Geçen haftaki yazımda Birleşik Krallığın hibrit araçlar dahil 2035 yılından itibaren tüm içten yanmalı motorlu araçların satışını durdurulacağı kararını aktarmıştım
Geçen haftaki yazımda Birleşik Krallığın hibrit araçlar dahil 2035 yılından itibaren tüm içten yanmalı motorlu araçların satışını durdurulacağı kararını aktarmıştım. Singapur’da 2040 yılından itibaren içten yanmalı motorlu araçların satışının durdurulacağı açıklandı. Bu haftaki haber, Singapur’da 2040 yılından itibaren içten yanmalı motorlu araçların satışının durdurulacağı haberi. Ayrıca Singapur’da halihazırda 1.600 olan elektrikli araç şarj istasyonu sayısı 2030 yılına kadar 28.000’e çıkarılacak. Singapur’u bilmeyenler için belirteyim, Singapur, Eskişehir ili yüzölçümünden daha küçük, ülkemizin yaklaşık yüzde biri yüzölçüme sahip bir ada ülkesi. Yani ölçeklendirmek gerekirse, Eskişehir il genelinde on binlerce araç şarj istasyonu açmak hedefi gibi bir şey bu. Ayrıca Singapur, 2021-2023 yıllarında tam elektrikli araçlar için yüzde 45 oranında vergi teşviği de uygulanacak. 2020 yılı bütçe görüşmeleri kapsamında açıklanan bu hedeflerin dışında, Singapur enerji tüketimini düşürecek ve yağmur suyunun tekrar kullanılmasını sağlayacak Yeşil Kentler Programı kapsamında şehircilik çözümleri ve sürdürülebilirlik araştırmaları için 1 milyar Singapur Doları (yaklaşık 4.5 milyar lira) kaynak ayıracak, Kıyı ve Sel Koruma Fonu için başlangıç miktarı 5 milyar Singapur Doları (yaklaşık 22 milyar lira) olan bir fon oluşturacak.
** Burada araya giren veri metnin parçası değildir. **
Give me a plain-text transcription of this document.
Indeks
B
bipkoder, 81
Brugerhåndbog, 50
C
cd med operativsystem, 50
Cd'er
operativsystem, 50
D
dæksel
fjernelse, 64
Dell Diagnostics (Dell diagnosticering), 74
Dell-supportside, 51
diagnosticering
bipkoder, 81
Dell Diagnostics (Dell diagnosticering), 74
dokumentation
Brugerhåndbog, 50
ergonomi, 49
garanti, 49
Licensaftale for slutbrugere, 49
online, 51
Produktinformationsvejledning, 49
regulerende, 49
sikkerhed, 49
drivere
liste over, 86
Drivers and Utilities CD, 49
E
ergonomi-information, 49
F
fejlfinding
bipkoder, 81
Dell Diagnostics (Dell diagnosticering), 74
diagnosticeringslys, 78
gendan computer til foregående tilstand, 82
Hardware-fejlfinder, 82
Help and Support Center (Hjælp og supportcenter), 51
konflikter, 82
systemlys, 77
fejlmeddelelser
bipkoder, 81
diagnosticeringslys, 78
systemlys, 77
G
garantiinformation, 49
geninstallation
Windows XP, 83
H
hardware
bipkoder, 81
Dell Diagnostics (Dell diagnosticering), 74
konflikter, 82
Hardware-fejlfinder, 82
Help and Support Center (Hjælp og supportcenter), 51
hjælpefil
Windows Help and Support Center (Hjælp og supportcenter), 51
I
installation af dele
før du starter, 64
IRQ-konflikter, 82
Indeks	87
Yine geçen haftaki yazımda belirttiğim “ekolojik olan, ekonomik ve afetlere karşı dirençlidir” savımı doğrulama yönünde bir hamle bu da. İklim değişikliği ile mücadele etmek, sürdürülebilir, ekonomik ve dirençli çözümler arıyorsanız mutlaka düşük karbonlu ve düşük emisyonlu ekonomiye geçinin yollarını bulmak zorundasınız. İklim değişikliği deyince, Tarım ve Orman Bakanlığı, Meteoroloji Genel Müdürlüğü’nün yayınladığı “Türkiye 2019 Yılı İklim Değerlendirmesi” raporundan bahsetmek istiyorum biraz. Rapor, yukarıda belirttiğim “ekolojik olan ekonomik ve dirençlidir” yaklaşımını acilen daha çok hayatımıza sokmamız gerektiğini doğrular nitelikte. Rapora göre, 2019’da Türkiye’de, tüm geçmiş kayıtlardaki en yüksek rakam olan 935 ekstrem hava olayı yaşanmış. Bu olaylarda %36 ile şiddetli yağış ve seller ilk sırada yer alırken, ikinci sırada %27 ile fırtınalar, üçüncü sırada ise %18 ile dolu yağışları yer alıyor. 2019 yılı Türkiye ortalama sıcaklığı, 1981-2010 normali olan 13,5°C’nin 1,2°C üstüne çıkarak, 14,7°C olarak gerçekleşmiş ve Meteoroloji Genel Müdürlüğü ölçümlerine göre 63 merkezde maksimum sıcaklıklarda tüm zamanların maksimum sıcaklık değeri rekorları kırılmış. Tüm bunlara karşın geçtiğimiz yıl alansal ortalama yağış miktarı 19812010 normalinin (574 mm) % 1,9 üzerinde gerçekleşmiş. Yıllardır söylediğim gibi, iklim her geçen gün yaşamımızı biraz daha fazla olumsuz etkileyecek şekilde değişiyor, ekstremleşiyor. Buna bizim yanlışlarımız ve sürdürülebilir olmayan tercihlerimiz yol açıyor. Oysa geçen haftaki yazımda ve bu yazımda belirttiğim gibi çözüm “ekolojik olan ekonomik ve afetlere karşı dirençli olandır” yaklaşımının hayatın her alanında benimsenmesi. Herkese iyi haftalar diliyorum.